Mini Split System For Cooling

On the cooling side we’ll have 2 or 3 condenser units on the roof that will pump refrigerant to small units in each room. That means every room is a zone which is great for keeping cooling costs down since we’ll only be cooling a few rooms in the house at any given time. Also, much of the noise is relegated to condensers on the roof and the units in the room are pretty quiet. The units can also act as heat pumps. However, since we’ll be positioning them near the ceiling they probably won’t be as effective at heating as the hot water rads will be. Still, if we want to take the chill out of a room we can do it without turning on the whole boiler.

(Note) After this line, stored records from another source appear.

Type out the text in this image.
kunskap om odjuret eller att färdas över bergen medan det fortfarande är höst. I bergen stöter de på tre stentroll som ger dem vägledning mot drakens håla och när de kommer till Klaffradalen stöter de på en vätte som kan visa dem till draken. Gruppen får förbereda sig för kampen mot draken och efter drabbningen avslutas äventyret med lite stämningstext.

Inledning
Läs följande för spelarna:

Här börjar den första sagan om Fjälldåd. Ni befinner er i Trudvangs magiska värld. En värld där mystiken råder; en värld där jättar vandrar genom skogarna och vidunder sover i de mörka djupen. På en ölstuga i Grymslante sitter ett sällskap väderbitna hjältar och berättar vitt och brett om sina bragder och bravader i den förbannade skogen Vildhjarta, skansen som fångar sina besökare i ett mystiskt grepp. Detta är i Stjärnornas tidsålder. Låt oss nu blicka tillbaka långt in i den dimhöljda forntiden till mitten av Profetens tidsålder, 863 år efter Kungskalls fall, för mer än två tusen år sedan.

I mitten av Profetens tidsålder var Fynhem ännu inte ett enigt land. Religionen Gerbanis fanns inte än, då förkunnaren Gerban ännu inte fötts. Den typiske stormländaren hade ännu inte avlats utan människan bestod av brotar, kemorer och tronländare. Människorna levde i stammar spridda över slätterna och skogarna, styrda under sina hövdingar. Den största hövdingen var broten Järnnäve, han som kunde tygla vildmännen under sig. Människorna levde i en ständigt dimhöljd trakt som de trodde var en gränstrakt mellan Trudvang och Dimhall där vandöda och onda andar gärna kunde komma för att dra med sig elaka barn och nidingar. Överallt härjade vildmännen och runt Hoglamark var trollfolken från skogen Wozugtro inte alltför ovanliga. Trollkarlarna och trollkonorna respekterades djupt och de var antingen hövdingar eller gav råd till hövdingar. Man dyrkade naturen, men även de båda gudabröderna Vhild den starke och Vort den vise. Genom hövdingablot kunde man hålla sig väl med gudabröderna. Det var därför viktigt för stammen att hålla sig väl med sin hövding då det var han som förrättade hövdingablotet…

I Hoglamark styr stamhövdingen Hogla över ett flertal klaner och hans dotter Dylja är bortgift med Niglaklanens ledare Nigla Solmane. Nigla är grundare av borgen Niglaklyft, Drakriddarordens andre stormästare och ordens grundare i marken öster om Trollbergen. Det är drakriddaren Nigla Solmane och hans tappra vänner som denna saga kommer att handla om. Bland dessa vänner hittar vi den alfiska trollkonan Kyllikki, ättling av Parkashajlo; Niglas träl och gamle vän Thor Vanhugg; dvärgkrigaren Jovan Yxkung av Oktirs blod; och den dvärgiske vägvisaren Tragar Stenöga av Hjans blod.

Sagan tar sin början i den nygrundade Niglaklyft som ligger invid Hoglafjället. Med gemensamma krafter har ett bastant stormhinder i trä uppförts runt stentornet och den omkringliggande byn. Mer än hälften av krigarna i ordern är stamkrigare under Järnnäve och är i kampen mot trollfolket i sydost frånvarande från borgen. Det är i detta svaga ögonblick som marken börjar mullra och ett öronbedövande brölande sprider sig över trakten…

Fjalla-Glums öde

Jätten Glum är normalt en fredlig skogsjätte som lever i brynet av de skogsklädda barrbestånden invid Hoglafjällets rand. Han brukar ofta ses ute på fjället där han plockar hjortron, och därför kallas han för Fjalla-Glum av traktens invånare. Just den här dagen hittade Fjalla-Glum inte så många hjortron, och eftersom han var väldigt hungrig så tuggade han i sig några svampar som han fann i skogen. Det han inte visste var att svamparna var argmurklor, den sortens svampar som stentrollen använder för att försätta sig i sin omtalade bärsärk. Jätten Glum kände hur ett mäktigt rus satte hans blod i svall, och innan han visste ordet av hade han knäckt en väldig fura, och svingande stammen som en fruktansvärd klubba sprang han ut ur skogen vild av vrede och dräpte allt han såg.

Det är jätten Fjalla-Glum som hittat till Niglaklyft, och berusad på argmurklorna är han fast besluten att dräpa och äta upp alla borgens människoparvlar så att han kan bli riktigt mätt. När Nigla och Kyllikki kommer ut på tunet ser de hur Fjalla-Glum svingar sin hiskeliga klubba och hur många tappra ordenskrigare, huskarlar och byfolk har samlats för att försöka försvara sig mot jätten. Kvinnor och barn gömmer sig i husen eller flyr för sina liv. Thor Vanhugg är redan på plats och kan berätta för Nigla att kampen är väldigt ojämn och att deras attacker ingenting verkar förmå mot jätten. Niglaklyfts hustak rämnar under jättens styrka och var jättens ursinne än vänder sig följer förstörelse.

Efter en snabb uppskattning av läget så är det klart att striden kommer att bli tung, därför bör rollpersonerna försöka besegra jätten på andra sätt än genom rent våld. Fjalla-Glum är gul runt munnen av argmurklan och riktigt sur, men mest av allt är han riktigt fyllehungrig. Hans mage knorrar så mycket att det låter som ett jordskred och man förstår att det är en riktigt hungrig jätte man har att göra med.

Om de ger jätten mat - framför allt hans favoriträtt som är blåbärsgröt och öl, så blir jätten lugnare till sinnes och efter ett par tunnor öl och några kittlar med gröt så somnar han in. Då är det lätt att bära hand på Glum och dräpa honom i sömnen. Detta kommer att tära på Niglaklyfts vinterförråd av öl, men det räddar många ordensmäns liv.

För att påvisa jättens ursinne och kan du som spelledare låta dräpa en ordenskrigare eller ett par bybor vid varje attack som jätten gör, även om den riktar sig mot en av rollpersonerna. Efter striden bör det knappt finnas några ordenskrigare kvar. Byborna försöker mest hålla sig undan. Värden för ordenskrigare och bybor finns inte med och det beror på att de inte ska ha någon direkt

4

The mini spit systems have three types of units for in the room. The standard is a wall or ceiling mounted unit that’s just under 3 feet long. It’s not the most attractive thing, but it can be very efficient. The the other highly efficient option is a “ceiling cassette” however, they don’t fit between 16″ joists, so you have to plan ahead for them. In our case they’re 10″ deep and our joists are only 8″, so we’re not going to use them since we’d have to create some sort of bump down in the ceiling. The last option is a ducted version which can be put in a nearby closet and then you run a short duct to one or two rooms. However, you lose some efficiency in the duct work. The most efficient mini split systems combine one condenser with one room unit and they can get up around 25 SEER, which is excellent. You can also have one condenser power multiple room units – up to 4 at a time. Though the more room units you power the lower the efficiency and SEER ratings. There are condensers that power two room units that get as high as 18 SEER, but typical SEER values are more like 15 or 16 for the multi-room systems.

A/C Sleeves In The Rental

Of course there are air conditioning solutions that are less expensive than mini split systems… In the rental unit we’ll go even simpler and put air conditioning sleeves in the sidewall. Unlike most townhouses we do have a sidewall that’s all ours (not a “party wall”). The A/C sleeves are less expensive than a mini split system and more than adequate for a rental.